The predominantly black and latina cast, with actors Mike Colter, Mahershala Ali, Alfre Woodard, and Rosario Dawson taking on lead roles and characters. Aside from the people who cried “racist,” Luke Cage has been well-received by the masses, and has been considered a ground-breaking series in terms of representation. Luke Cage joins Black Panther as one of the very few shows to feature a black actor as the protagonist. Now, is there a distinct lack of white people in the show? Possibly, depending on who you ask. The series is set in Harlem, so as far as a realistic depiction of the setting goes, it’s perfect. But, I can understand, if not empathize, with whyLuke Cage might throw off some individuals, specifically the white viewers who aren’t used to not being central to the story.

But race isn’t the focus of this show. It’s simply a different voice from what viewers have seen from Marvel before. Of course it has plenty to say about Africa-American identity, politics, history, and literature, but while some may focus on these aspects, it isn’t a bad action series either.

But whether the show did everything or nothing, it holds a far more important significance going forward than as simply another comic book hero or marvel television show. What this does is give the opportunity for an important part of our culture to express its own significance, on its own terms. The point of these stories is that whether it’s a black hero, or villain, or detective, it allows the audience to empathize with people of color in a way that allows them to be viewed as more human than in previous shows. It offers the chance for the medium to explore the full human experience of an individual who’s black.

When people of color have been on television shows and in films in the past is always the supporting character, likely a simple piece of expository dialogue to help push the narrative along rather than a three-dimensional character with whom one can empathize. That’s literally all Hollywood as offered a massively growing demographic since we were children.
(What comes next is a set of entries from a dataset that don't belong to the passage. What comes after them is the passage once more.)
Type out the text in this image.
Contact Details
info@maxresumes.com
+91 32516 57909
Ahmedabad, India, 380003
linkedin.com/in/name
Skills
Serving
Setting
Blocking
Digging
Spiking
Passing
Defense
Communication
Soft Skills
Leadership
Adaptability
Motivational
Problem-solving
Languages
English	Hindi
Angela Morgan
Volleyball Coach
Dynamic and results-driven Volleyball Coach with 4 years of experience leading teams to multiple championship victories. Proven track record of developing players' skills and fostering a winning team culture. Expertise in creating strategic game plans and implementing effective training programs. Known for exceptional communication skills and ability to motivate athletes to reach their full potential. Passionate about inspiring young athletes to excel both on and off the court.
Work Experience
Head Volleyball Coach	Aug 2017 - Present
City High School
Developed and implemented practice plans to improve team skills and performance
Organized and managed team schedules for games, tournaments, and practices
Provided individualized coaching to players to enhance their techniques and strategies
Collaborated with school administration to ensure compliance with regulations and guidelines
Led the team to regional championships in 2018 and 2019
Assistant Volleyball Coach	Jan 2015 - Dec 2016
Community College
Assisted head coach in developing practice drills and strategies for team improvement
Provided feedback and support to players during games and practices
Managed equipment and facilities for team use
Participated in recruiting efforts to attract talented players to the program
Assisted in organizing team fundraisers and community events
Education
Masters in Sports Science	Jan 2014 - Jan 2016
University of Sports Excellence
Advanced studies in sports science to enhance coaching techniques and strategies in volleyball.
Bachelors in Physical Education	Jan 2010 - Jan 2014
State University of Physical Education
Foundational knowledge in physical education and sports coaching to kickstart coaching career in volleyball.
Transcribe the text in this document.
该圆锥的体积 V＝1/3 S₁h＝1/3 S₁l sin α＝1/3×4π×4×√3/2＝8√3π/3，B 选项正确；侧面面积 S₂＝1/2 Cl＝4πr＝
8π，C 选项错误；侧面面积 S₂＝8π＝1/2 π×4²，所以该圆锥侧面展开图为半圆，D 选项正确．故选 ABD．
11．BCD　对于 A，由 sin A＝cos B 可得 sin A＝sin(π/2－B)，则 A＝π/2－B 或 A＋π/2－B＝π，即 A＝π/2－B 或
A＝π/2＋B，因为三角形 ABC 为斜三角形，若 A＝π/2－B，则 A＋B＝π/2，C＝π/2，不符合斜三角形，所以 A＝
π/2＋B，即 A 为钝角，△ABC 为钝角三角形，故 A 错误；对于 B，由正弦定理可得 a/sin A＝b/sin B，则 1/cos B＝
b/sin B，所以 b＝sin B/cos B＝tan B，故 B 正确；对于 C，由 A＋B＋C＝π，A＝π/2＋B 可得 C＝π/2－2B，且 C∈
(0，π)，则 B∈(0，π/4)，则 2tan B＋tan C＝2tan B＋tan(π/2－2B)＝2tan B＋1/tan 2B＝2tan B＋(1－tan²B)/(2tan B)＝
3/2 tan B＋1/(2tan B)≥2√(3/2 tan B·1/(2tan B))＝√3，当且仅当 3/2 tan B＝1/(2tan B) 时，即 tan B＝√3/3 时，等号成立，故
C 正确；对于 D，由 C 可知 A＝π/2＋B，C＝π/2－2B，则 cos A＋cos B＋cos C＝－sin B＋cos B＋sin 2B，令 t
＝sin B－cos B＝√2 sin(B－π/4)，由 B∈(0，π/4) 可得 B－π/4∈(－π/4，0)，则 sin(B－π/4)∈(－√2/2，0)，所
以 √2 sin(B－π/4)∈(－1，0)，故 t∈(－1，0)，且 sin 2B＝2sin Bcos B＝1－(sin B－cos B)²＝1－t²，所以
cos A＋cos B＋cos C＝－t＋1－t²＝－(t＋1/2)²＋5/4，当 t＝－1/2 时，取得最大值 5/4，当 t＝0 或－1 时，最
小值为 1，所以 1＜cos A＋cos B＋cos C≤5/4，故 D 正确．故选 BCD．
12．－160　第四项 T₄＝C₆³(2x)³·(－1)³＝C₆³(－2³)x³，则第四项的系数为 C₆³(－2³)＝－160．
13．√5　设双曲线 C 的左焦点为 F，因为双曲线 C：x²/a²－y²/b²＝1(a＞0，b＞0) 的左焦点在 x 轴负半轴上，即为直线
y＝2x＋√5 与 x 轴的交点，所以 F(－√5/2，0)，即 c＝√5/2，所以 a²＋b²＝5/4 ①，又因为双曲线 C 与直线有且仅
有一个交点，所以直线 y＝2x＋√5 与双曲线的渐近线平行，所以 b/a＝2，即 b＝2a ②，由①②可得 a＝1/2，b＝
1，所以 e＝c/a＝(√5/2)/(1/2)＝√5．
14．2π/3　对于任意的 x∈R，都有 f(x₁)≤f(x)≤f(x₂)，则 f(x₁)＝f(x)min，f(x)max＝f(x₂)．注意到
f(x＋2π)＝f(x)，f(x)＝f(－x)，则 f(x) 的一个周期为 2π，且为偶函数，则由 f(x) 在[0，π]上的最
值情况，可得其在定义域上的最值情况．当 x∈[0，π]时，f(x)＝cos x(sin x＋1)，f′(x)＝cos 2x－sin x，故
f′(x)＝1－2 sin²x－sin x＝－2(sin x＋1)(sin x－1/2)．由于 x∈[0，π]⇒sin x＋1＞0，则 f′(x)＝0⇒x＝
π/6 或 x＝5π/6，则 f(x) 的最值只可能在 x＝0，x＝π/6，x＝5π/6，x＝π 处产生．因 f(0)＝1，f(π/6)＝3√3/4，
Now as a community we’ve begun to demand proper representation and we are in the early stages of having Black, or Latin, or Asian, or Indian, or Muslim characters, audiences and individuals can view and understand human.

Luke Cage is offering this experience. It shouldn’t be the only one. Hopefully there are other contributions from more diverse and nuanced voices.

It’s a television show of course. But one that has catalyzed a process that a large underserved audience has been begging for: namely, a reflection of the society we live in its entirety. With all colors of the spectrum receiving the humanity they deserve. Not simply those in “supporting character” roles.